Concerning potential government responses, the most favored option was increased public housing (25.8%), followed by more financial incentives to build new homes (23.8%), and reduce immigration (19.1%). Additionally, over 16% advocated for a ban on Airbnb rentals.

Tenant coping strategies

The survey highlighted that a majority of renters had already taken measures to cut non-rent expenses, while a minority had implemented more drastic changes such as relocating to a smaller residence, acquiring a housemate, or returning to live with their parents.

Renters face double the stress of homeowners

Rental stress exhibited the highest rates in Tasmania (76.8%), Queensland (73.3%), and NSW (71.6%), with the lowest rates recorded in the NT (47.8%), ACT (63.9%), and SA (67.2%).

Astbury said the survey indicated that renters are facing stress at more than double the rate reported for homeowners experiencing mortgage stress.

“We rightly hear about the impact of high interest rates on mortgage borrowers but the elephant in the room is the flow through to higher rents for people who can least afford it,” Astbury said. “As well as damaging their standard of living, high rents are reducing the ability of renters to save for a home deposit and get their foot on the property ladder, so it really is a rental trap.”

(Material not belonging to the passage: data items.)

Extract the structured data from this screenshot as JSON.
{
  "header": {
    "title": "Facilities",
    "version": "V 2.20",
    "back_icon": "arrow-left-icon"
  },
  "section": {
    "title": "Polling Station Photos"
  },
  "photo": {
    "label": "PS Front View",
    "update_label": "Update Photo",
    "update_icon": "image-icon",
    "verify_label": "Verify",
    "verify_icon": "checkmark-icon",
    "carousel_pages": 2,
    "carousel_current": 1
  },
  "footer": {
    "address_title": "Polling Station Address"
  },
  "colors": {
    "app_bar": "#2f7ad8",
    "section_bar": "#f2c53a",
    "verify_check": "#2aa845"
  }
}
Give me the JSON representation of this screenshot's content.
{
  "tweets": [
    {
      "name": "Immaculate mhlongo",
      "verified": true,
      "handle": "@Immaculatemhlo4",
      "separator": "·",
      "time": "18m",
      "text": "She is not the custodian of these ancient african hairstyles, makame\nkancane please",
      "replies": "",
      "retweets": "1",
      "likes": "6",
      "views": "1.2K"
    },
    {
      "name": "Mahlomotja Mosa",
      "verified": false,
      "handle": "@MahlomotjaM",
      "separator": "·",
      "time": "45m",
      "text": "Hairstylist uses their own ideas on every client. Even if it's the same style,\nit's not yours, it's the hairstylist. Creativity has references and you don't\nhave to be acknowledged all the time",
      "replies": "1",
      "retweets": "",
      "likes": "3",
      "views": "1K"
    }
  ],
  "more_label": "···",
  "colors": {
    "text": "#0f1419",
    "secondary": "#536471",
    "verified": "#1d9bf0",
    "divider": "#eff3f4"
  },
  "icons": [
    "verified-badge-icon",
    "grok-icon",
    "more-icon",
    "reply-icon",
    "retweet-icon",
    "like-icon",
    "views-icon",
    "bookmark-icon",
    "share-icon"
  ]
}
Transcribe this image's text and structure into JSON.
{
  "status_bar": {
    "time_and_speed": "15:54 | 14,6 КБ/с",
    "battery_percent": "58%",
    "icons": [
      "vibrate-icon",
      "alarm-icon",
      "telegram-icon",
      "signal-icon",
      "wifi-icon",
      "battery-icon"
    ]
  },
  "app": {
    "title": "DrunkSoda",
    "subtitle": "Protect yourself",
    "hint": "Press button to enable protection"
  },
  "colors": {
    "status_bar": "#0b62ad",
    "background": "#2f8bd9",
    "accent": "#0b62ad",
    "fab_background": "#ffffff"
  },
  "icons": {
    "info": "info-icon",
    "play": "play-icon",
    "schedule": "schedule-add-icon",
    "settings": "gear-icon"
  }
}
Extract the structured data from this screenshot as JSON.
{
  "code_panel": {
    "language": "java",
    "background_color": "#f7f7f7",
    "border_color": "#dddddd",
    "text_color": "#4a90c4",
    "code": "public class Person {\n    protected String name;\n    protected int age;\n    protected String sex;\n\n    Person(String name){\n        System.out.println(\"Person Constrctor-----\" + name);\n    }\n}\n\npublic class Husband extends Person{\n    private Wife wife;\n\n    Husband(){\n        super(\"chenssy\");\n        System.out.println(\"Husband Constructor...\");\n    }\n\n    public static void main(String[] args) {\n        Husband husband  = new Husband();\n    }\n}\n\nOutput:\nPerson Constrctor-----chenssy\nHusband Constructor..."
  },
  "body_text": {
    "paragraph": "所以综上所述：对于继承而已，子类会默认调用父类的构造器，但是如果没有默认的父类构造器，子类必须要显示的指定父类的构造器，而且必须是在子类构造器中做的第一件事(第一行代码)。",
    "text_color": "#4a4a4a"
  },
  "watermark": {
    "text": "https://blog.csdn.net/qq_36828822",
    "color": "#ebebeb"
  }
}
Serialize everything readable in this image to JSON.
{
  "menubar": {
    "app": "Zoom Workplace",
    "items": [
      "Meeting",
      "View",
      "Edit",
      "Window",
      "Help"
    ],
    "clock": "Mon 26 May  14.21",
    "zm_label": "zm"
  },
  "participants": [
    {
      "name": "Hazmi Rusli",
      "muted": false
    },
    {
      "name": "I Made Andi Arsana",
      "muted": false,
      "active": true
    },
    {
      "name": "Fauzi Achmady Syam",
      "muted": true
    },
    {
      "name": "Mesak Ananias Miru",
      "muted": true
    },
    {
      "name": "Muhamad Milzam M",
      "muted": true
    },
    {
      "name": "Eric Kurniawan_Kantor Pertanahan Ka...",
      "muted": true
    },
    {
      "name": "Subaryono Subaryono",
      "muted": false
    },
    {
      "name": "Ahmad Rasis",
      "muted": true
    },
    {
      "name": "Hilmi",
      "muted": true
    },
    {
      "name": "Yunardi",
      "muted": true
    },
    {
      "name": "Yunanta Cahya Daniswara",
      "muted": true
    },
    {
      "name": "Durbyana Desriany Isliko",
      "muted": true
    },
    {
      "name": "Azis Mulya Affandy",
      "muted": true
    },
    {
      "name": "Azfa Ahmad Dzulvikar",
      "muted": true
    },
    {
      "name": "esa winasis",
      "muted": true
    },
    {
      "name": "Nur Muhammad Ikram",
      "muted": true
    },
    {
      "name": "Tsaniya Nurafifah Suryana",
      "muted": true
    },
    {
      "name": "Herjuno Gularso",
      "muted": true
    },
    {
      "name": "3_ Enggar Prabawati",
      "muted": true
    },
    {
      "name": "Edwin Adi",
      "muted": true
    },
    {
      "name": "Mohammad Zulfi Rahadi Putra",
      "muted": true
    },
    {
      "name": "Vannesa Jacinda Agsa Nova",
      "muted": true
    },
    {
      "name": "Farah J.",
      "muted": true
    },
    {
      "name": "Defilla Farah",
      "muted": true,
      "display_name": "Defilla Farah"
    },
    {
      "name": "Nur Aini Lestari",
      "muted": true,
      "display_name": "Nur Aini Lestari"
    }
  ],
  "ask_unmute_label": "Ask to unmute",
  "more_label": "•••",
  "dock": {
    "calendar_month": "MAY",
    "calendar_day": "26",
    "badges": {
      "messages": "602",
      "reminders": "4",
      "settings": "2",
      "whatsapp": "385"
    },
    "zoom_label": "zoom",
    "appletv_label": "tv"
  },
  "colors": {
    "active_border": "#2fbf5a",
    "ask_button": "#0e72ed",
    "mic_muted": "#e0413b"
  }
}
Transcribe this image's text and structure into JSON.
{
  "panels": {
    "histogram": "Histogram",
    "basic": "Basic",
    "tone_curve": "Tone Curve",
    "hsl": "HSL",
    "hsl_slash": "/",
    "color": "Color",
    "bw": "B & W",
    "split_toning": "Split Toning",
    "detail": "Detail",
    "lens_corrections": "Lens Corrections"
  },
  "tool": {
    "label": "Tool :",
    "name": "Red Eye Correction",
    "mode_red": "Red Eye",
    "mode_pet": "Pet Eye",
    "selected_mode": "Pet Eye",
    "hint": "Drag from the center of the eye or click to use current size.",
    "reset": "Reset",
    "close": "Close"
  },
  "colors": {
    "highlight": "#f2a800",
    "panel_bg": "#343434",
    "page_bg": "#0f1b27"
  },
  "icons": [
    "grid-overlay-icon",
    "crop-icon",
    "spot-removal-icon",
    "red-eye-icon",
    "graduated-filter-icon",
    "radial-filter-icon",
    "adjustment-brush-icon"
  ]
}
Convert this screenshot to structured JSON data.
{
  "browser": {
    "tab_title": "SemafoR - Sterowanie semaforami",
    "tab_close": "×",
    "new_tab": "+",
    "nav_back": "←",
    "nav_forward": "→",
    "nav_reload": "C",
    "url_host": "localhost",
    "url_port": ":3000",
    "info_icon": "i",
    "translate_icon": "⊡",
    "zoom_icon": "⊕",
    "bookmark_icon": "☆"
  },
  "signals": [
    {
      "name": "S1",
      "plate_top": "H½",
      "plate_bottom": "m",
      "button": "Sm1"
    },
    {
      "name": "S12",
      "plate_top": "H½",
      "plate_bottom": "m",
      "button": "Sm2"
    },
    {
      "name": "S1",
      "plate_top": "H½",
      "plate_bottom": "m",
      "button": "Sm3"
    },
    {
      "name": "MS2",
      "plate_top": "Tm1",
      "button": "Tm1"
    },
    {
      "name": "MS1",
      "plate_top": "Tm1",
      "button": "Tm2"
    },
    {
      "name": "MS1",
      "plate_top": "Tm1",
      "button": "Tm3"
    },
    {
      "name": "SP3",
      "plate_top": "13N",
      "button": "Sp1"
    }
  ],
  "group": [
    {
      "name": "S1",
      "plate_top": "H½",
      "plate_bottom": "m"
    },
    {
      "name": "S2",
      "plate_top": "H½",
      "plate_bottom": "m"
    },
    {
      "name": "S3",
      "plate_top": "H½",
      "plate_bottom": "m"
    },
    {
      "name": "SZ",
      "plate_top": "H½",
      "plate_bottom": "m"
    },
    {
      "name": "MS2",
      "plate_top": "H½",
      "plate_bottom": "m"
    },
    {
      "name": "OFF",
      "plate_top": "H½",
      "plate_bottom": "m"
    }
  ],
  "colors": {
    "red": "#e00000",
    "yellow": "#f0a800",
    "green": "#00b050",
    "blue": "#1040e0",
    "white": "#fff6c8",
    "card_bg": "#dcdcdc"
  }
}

Pessimism on affordability

As per the survey findings, fewer than half (41.6%) of renters across the nation believed they would be in a position to afford a home within the next five years, and more than 37% held the belief that homeownership would never be attainable for them.

In Tasmania, a significant proportion of renters (49.3%) expressed a pessimistic view, stating they will never be able to afford a home. Similarly, renters in QLD (46.7%) and SA (41%) share a similar outlook.

Other findings

Nearly half of all surveyed renters (48.9%) indicated that the rental market would influence their voting decisions in future elections. Meanwhile, approximately one quarter (24.9%) of all renters feel their landlords have treated them unfairly regarding rent matters, the InfoChoice survey revealed.